Ce combat nous concerne aussi. Car la situation critique de nos confrères outre-Rhin pourrait devenir la nôtre, si nous ne réagissons pas. Et vite…
Derrière cette mobilisation, la réalité est cruelle :
- +65 % de hausse des coûts depuis 2013 (salaires, loyers, énergie…).
- 0 % d’évolution des honoraires sur la même période.
- -19 % de pharmacies en 10 ans.
- 1/3 du temps de travail consacré à l’administratif.
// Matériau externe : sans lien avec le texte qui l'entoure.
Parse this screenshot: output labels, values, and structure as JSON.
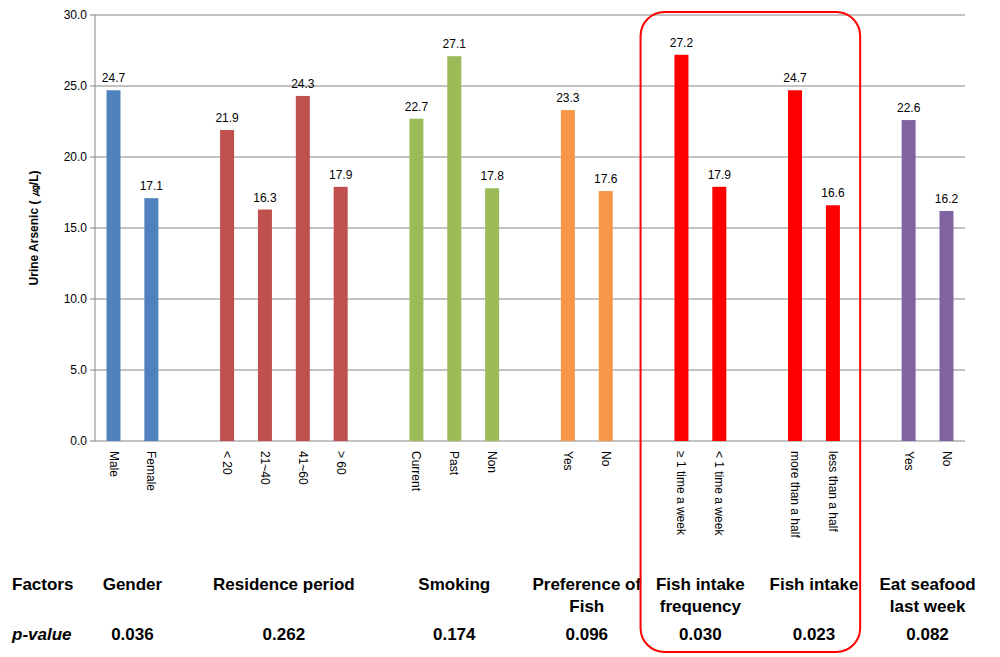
{
  "chart_data": {
    "type": "bar",
    "y_label": "Urine Arsenic ( ㎍/L)",
    "ylim": [
      0,
      30
    ],
    "yticks": [
      {
        "value": 0,
        "label": "0.0"
      },
      {
        "value": 5,
        "label": "5.0"
      },
      {
        "value": 10,
        "label": "10.0"
      },
      {
        "value": 15,
        "label": "15.0"
      },
      {
        "value": 20,
        "label": "20.0"
      },
      {
        "value": 25,
        "label": "25.0"
      },
      {
        "value": 30,
        "label": "30.0"
      }
    ],
    "grid": true,
    "data_labels": true,
    "factors_label": "Factors",
    "p_value_label": "p-value",
    "groups": [
      {
        "label": [
          "Gender"
        ],
        "p_value": {
          "value": 0.036,
          "label": "0.036"
        },
        "color": "#4f81bd",
        "categories": [
          "Male",
          "Female"
        ],
        "values": [
          24.7,
          17.1
        ]
      },
      {
        "label": [
          "Residence period"
        ],
        "p_value": {
          "value": 0.262,
          "label": "0.262"
        },
        "color": "#c0504d",
        "categories": [
          "< 20",
          "21~40",
          "41~60",
          "> 60"
        ],
        "values": [
          21.9,
          16.3,
          24.3,
          17.9
        ]
      },
      {
        "label": [
          "Smoking"
        ],
        "p_value": {
          "value": 0.174,
          "label": "0.174"
        },
        "color": "#9bbb59",
        "categories": [
          "Current",
          "Past",
          "Non"
        ],
        "values": [
          22.7,
          27.1,
          17.8
        ]
      },
      {
        "label": [
          "Preference of",
          "Fish"
        ],
        "p_value": {
          "value": 0.096,
          "label": "0.096"
        },
        "color": "#f79646",
        "categories": [
          "Yes",
          "No"
        ],
        "values": [
          23.3,
          17.6
        ]
      },
      {
        "label": [
          "Fish intake",
          "frequency"
        ],
        "p_value": {
          "value": 0.03,
          "label": "0.030"
        },
        "color": "#ff0000",
        "highlight": true,
        "categories": [
          "≥ 1 time a week",
          "< 1 time a week"
        ],
        "values": [
          27.2,
          17.9
        ]
      },
      {
        "label": [
          "Fish intake"
        ],
        "p_value": {
          "value": 0.023,
          "label": "0.023"
        },
        "color": "#ff0000",
        "highlight": true,
        "categories": [
          "more than a half",
          "less than a half"
        ],
        "values": [
          24.7,
          16.6
        ]
      },
      {
        "label": [
          "Eat seafood",
          "last week"
        ],
        "p_value": {
          "value": 0.082,
          "label": "0.082"
        },
        "color": "#8064a2",
        "categories": [
          "Yes",
          "No"
        ],
        "values": [
          22.6,
          16.2
        ]
      }
    ]
  }
}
La rentabilité s’effrite, la bureaucratie pèse lourd, les tensions d’approvisionnement minent le quotidien, la visibilité politique est nulle… Ça ne vous rappelle rien ?
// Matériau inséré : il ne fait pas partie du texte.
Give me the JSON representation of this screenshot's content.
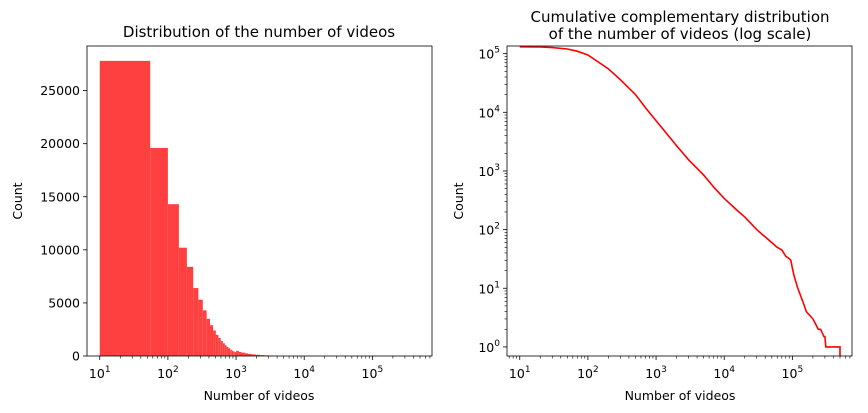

Prendre de la hauteur permet d’apercevoir la dimension européenne de la crise officinale : les conditions d’exercice qui se détériorent, les marges asphyxiées sous la régulation, la même colère légitime de la profession et son aspiration au renouveau.
Outre-Rhin, comme chez nous, les engagements politiques peinent à se muer en actes. La revalorisation promise des honoraires de 8,35 à 9,50 euros n’arrive toujours pas.
Ce modèle en déroute, c’est celui du tout-honoraire, figé dans le temps, impuissant à absorber les réalités économiques, exigeant toujours plus de services sans correction financière. Un modèle qui tue la pharmacie.
Et pourtant :
- 96% des citoyens allemands jugent les pharmacies locales essentielles.
- 92% des citoyens allemands font confiance à leurs pharmaciens.
Le problème, ce n’est donc pas la pharmacie, c’est le modèle. Un modèle qui n’est plus soutenable et qu’il est urgent de réformer. Pas avec des pansements ni avec des mesurettes. Pas en transférant la marge vers un honoraire stagnant et nous liant pieds et poings à une Sécu aux abois.
La priorité est de remettre la dispensation au centre d’une rémunération mixte, revalorisée et pérenne. Pour que les pharmaciens vivent de leur métier et pas d’expédients. Pour que tous les patients aient un pharmacien sur qui compter.
L’UPGF exprime son plein soutien aux pharmaciens allemands. Ce qu’ils vivent est le miroir de ce qui nous attend en cas de bascule vers le tout-honoraire. Ce schéma que certains seraient tentés de voir comme une innovation, d’autres l’ont essayé et s’en mordent maintenant les doigts.
Alors regardons l’Allemagne et tirons-en les bonnes conclusions. Ce qui est vrai là-bas l’est également ici : la qualité et la sécurité de l’approvisionnement en médicaments ne sont pas gratuites.